02 Juin Rencontre avec Nicole Gonzalez

Nicole Gonzalez est la présidente de l’Office de Tourisme Intercommunal Aspres-Thuir. Elle a longtemps été élue à la culture auprès du maire de la capitale des Aspres, René Olive. Cette amoureuse de son territoire ne ménage pas sa peine pour en faire une destination touristique prisée en toutes saisons.

Cap Catalogne : Bonjour Nicole Gonzalez, vous êtes Présidente de l’Office de Tourisme de Thuir et des Aspres.

Nicole Gonzalez : C’est beaucoup d’investissement pour un territoire somme toute difficile, si l’on considère son extension et ses contrastes…

CC : Les Aspres vous paraissent mal connus ?

NG : En tout cas, pas assez. Il y a déjà un flottement au niveau des limites réelles. Bien sûr il y a notre communauté de communes, mais la sous-comarque historique n’y correspond pas tout à fait. Et puis, on ne traverse pas les Aspres pour se rendre quelque part, sauf si on a décidé de s’attarder et de musarder dans les sous-bois, c’est un monde assez clos, au fond, dans sa partie montagneuse. C’est tout son charme. Beaucoup de gens ne connaissent que Thuir, finalement.

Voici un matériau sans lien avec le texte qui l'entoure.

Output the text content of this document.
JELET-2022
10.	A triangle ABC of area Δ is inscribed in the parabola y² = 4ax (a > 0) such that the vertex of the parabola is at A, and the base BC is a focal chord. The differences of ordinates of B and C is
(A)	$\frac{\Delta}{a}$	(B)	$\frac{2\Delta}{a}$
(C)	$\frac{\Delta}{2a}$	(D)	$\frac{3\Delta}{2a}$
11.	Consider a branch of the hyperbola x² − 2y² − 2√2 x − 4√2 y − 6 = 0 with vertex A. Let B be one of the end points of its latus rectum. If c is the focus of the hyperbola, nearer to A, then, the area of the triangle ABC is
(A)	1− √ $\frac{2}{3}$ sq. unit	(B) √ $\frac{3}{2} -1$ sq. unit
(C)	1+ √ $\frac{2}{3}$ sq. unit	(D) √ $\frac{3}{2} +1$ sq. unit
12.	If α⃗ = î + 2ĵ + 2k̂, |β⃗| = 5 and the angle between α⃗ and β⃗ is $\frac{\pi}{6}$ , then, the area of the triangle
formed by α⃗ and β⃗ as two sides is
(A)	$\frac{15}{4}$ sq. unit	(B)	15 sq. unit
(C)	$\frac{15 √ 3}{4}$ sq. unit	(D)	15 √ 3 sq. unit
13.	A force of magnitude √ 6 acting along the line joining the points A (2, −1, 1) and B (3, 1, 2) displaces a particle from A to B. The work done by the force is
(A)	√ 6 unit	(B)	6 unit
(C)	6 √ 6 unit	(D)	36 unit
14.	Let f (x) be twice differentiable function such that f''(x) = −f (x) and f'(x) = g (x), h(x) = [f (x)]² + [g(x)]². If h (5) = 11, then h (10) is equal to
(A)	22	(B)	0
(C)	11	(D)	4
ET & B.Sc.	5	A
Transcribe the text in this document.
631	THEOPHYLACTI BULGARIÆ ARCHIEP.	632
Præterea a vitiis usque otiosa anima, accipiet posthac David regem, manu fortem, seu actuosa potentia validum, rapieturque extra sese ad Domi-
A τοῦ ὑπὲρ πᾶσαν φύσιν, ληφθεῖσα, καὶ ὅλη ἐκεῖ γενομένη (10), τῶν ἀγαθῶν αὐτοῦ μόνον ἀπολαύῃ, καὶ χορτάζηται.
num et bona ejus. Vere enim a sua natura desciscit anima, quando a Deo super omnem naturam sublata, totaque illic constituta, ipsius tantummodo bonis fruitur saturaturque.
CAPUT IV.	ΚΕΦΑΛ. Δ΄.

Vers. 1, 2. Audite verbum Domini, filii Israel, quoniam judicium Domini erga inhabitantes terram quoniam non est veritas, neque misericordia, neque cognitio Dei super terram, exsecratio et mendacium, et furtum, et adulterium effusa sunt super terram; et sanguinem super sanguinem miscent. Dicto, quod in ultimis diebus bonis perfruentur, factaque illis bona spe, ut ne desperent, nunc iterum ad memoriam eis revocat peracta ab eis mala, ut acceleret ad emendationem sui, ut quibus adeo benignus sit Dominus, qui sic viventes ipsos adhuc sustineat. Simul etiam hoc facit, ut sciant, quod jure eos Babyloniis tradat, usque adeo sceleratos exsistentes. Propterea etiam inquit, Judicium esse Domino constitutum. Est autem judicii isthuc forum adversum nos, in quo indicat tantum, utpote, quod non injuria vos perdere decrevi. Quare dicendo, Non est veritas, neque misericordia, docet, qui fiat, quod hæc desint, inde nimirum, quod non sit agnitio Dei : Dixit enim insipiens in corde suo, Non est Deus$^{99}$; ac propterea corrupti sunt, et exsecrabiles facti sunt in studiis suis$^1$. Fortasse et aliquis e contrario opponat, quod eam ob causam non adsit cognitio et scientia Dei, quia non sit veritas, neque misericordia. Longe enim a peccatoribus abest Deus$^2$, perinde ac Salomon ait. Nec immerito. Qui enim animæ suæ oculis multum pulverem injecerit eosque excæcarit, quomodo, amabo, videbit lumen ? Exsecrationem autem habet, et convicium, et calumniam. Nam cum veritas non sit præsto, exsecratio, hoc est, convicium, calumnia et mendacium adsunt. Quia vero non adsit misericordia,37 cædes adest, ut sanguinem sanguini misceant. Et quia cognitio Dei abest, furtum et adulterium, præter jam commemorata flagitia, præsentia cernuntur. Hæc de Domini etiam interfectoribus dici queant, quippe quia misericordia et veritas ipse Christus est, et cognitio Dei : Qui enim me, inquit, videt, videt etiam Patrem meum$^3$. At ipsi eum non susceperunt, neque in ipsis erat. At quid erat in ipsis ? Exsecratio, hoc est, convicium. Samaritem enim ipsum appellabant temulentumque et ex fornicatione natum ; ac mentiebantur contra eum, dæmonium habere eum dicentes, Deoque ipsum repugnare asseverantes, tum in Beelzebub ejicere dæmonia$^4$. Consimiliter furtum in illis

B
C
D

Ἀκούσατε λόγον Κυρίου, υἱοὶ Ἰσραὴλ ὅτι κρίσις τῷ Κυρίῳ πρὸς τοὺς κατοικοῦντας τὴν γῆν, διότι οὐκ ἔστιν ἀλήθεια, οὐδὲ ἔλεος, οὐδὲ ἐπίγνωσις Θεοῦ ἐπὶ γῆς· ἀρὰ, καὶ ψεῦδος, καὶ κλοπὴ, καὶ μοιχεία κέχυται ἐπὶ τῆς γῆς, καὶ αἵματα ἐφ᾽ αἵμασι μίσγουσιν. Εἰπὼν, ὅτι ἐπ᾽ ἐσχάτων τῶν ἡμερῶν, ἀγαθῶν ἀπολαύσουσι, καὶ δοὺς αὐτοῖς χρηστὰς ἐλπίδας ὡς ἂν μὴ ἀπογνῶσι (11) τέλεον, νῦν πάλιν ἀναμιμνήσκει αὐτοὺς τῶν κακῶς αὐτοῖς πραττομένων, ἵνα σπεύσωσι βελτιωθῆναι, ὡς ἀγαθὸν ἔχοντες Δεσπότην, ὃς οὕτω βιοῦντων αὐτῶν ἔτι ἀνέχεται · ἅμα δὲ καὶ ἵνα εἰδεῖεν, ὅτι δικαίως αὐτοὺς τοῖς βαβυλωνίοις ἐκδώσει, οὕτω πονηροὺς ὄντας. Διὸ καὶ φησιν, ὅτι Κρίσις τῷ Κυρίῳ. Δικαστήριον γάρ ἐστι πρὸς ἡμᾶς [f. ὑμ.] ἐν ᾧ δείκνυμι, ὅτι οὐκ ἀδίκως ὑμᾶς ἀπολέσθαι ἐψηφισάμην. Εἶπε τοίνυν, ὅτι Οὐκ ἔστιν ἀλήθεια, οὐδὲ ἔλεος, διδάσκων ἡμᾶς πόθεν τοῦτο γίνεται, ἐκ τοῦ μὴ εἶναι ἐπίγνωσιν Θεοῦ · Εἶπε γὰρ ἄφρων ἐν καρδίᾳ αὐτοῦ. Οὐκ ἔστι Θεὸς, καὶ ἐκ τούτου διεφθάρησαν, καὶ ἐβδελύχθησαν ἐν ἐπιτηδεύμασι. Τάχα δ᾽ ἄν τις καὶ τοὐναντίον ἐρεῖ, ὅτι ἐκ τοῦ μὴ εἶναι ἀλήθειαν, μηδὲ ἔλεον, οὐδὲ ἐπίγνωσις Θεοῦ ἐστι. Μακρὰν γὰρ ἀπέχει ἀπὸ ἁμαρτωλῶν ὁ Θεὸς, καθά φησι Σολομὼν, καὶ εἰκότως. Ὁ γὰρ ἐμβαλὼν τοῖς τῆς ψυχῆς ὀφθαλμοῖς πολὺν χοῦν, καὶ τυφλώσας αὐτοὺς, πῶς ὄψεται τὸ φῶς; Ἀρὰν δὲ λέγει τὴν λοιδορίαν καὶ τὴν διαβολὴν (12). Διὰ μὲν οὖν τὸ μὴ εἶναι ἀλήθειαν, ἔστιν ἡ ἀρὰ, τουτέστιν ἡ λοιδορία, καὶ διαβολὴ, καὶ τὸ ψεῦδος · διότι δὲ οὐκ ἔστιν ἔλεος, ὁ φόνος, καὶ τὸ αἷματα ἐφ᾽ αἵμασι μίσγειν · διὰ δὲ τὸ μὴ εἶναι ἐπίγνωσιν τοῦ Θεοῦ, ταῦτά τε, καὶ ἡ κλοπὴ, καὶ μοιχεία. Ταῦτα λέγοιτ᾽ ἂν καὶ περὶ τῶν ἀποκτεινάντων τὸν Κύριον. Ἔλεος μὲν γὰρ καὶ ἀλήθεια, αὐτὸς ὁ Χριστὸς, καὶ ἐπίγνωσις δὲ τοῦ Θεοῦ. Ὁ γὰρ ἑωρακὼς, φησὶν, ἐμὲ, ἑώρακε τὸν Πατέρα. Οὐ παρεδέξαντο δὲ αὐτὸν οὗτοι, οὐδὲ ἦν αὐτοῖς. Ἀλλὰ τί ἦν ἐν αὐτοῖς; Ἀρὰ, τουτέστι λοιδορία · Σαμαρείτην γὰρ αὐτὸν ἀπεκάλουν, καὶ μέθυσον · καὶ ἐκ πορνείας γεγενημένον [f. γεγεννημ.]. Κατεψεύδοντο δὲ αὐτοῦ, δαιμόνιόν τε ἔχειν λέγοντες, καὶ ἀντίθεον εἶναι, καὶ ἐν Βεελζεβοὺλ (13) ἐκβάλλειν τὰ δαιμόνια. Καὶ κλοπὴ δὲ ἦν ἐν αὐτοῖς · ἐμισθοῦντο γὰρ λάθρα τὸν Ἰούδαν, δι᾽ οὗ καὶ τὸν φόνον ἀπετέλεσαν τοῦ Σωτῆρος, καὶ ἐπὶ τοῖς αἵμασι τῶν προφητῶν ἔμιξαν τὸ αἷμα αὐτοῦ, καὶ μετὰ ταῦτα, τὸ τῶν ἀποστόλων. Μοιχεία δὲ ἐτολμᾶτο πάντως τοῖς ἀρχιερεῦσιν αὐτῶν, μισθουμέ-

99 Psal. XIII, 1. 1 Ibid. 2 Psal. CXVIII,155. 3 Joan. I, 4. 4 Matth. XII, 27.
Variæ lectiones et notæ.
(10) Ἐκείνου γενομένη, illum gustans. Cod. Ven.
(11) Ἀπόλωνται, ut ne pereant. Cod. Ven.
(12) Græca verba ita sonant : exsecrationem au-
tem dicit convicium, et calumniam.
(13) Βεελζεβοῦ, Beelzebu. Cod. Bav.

CC : Pourtant les distances ne sont pas énormes…

NG : Non, disons que passer par le cœur des Aspres rajoute au maximum vingt minutes de trajet, mais vingt minutes de beauté pure. C’est un territoire fait pour être traversé depuis la nuit des temps ! Avec une offre très diversifiée au niveau du patrimoine, des paysages, des altitudes.

CC : Vous voulez dire que cela impose de trouver des cohérences touristiques, de définir des priorités dans l’approche ?

NG : C’est vrai, c’est un territoire très vaste et très varié qui impose de structurer l’approche, il ne faut pas se disperser. Le premier étage de la fusée, ou plutôt la locomotive absolue pour passer à une économie touristique du XXIe siècle, ce sont les caves Byrrh. Je suis fermement convaincue que l’essentiel est d’identifier un territoire, de le différencier des autres. Indéniablement, l’épopée du Byrrh, c’est ici et nulle part ailleurs, et c’est une épopée assez proche dans le temps pour avoir encore un écho dans la mémoire collective. Nous bénéficions par rebond de l’incroyable renommée de notre apéritif comme si à des décennies de distance, il continuait de veiller sur nous !

CC : J’imagine que créer un lieu de visite n’a pas été une mince affaire, d’autant qu’une partie des établissements est encore en activité ?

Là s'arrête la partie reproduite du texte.